21 Octobre 2017

Cameroun: Santé publique - 21 000 sur 20159 malades d'onchocercose traités avec succès à Okola (région du Centre)

Une prise en charge médicale améliorée qui grâce aux nouvelles méthodes de traitement plus avantageuses, permettra de barrer la route à l'endémie à une plus grande échelle.

20159 patients dépistés et porteurs de l'Onchocerca volvulus, le virus qui est à l'origine de l'onchocercose ou cécité des rivières dans la localité d'Okola (département de la Lekié), ont été traités avec succès.
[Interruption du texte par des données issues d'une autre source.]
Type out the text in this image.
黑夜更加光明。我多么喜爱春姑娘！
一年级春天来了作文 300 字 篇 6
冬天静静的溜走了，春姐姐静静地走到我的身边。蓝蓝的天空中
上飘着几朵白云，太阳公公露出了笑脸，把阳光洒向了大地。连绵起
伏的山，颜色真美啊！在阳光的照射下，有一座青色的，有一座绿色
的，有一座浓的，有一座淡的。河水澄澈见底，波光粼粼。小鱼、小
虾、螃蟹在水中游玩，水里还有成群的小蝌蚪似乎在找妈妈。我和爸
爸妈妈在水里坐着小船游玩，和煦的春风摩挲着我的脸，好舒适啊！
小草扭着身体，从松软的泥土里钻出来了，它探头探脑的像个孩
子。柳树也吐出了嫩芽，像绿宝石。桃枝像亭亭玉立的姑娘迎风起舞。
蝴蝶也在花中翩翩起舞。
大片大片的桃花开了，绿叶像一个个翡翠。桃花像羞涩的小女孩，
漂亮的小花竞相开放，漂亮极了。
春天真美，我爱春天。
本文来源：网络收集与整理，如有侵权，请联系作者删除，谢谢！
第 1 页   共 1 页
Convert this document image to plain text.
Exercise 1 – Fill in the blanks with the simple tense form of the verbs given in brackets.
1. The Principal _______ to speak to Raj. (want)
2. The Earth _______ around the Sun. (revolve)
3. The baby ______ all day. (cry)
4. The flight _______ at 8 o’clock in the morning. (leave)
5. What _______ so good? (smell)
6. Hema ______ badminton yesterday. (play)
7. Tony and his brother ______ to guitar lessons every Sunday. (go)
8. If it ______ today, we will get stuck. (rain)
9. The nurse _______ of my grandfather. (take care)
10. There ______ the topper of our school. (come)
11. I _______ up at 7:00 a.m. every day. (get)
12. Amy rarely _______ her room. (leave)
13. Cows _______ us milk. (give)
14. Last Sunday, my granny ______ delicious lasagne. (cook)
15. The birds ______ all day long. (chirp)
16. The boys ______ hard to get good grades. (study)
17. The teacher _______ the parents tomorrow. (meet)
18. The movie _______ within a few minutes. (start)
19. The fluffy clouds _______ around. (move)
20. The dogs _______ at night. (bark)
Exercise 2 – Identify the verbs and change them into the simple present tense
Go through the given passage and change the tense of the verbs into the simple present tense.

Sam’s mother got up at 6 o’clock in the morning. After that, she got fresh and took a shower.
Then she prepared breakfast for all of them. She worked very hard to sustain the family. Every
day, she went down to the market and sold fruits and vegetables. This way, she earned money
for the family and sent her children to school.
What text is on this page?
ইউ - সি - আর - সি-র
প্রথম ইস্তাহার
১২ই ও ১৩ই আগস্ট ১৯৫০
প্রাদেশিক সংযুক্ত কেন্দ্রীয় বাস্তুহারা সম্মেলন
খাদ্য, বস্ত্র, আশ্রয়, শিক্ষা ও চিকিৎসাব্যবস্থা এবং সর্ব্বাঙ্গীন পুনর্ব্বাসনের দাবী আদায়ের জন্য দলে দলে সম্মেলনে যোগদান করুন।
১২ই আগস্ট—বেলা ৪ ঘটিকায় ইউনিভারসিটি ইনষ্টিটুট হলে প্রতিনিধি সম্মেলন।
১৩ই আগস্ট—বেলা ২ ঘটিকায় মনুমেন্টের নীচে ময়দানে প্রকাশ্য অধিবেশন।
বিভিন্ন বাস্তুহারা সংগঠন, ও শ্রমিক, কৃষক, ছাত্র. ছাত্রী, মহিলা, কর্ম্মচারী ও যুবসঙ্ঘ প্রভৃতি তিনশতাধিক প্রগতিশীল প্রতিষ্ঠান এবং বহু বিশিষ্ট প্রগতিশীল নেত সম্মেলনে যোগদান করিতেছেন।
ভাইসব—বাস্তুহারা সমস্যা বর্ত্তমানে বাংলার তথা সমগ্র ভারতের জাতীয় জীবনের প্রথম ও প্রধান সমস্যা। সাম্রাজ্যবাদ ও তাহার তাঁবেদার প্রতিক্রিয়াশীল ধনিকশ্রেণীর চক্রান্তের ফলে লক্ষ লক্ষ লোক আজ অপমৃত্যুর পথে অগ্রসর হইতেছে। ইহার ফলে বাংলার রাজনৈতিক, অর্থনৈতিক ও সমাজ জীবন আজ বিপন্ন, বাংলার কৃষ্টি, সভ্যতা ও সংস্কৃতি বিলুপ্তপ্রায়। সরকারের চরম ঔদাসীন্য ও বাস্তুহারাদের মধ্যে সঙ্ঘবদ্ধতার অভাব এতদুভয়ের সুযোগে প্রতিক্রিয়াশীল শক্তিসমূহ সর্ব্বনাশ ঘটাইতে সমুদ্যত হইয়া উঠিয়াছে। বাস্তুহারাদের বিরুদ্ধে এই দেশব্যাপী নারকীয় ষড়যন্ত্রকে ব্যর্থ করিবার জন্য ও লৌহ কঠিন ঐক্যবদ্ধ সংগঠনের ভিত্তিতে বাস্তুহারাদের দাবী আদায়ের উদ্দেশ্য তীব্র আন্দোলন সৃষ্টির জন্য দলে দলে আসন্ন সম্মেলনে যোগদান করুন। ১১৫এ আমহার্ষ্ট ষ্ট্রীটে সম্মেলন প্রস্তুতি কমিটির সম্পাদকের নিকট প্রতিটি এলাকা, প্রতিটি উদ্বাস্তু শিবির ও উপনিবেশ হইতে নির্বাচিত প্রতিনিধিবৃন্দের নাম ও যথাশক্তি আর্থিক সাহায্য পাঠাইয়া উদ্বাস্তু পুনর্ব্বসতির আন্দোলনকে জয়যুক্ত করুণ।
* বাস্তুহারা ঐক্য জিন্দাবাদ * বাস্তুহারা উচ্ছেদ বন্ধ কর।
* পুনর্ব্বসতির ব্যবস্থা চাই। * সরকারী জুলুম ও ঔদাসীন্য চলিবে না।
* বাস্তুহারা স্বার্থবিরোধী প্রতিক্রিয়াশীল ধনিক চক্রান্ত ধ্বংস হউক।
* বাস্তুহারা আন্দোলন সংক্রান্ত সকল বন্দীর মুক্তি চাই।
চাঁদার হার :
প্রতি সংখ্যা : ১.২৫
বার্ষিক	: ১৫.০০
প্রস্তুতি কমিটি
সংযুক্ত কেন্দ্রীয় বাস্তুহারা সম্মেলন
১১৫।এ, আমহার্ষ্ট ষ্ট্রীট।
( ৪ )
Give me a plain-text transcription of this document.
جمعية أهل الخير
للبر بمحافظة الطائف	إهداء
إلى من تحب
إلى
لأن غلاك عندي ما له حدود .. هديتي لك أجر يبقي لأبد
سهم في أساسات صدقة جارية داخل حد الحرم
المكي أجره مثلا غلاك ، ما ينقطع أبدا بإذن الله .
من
Bien au-delà des 16 413 (60,29) de patients traités en 2016. Une performance qui à en croire le Centre de recherche sur les filarioses et les maladies tropicales (Crfilmt) augure de lendemains meilleurs, par le traitement à l'ivermectine sous directives communautaires (TIDC), plus connu sous le vocable de Mectizan, à large échelle.

Présentant les résultats mardi dernier de l'opération de prise en charge des personnes souffrant de filaires dans la localité d'Okola, le Dr Joseph Kamgno a indiqué que l'opération pilote réalisée dans cet arrondissement, ouvre la voie de l'espoir pour les personnes qui à terme, étaient en voie de perdre la vue ou de vivre avec des dépigmentations consécutives aux piqûres de la simulie, entre autres. Une prestation scientifique qui a donné l'occasion au Crfilmt, cette d'évaluer les possibilités de la prescription du Mectizan aux personnes atteintes par les filaires.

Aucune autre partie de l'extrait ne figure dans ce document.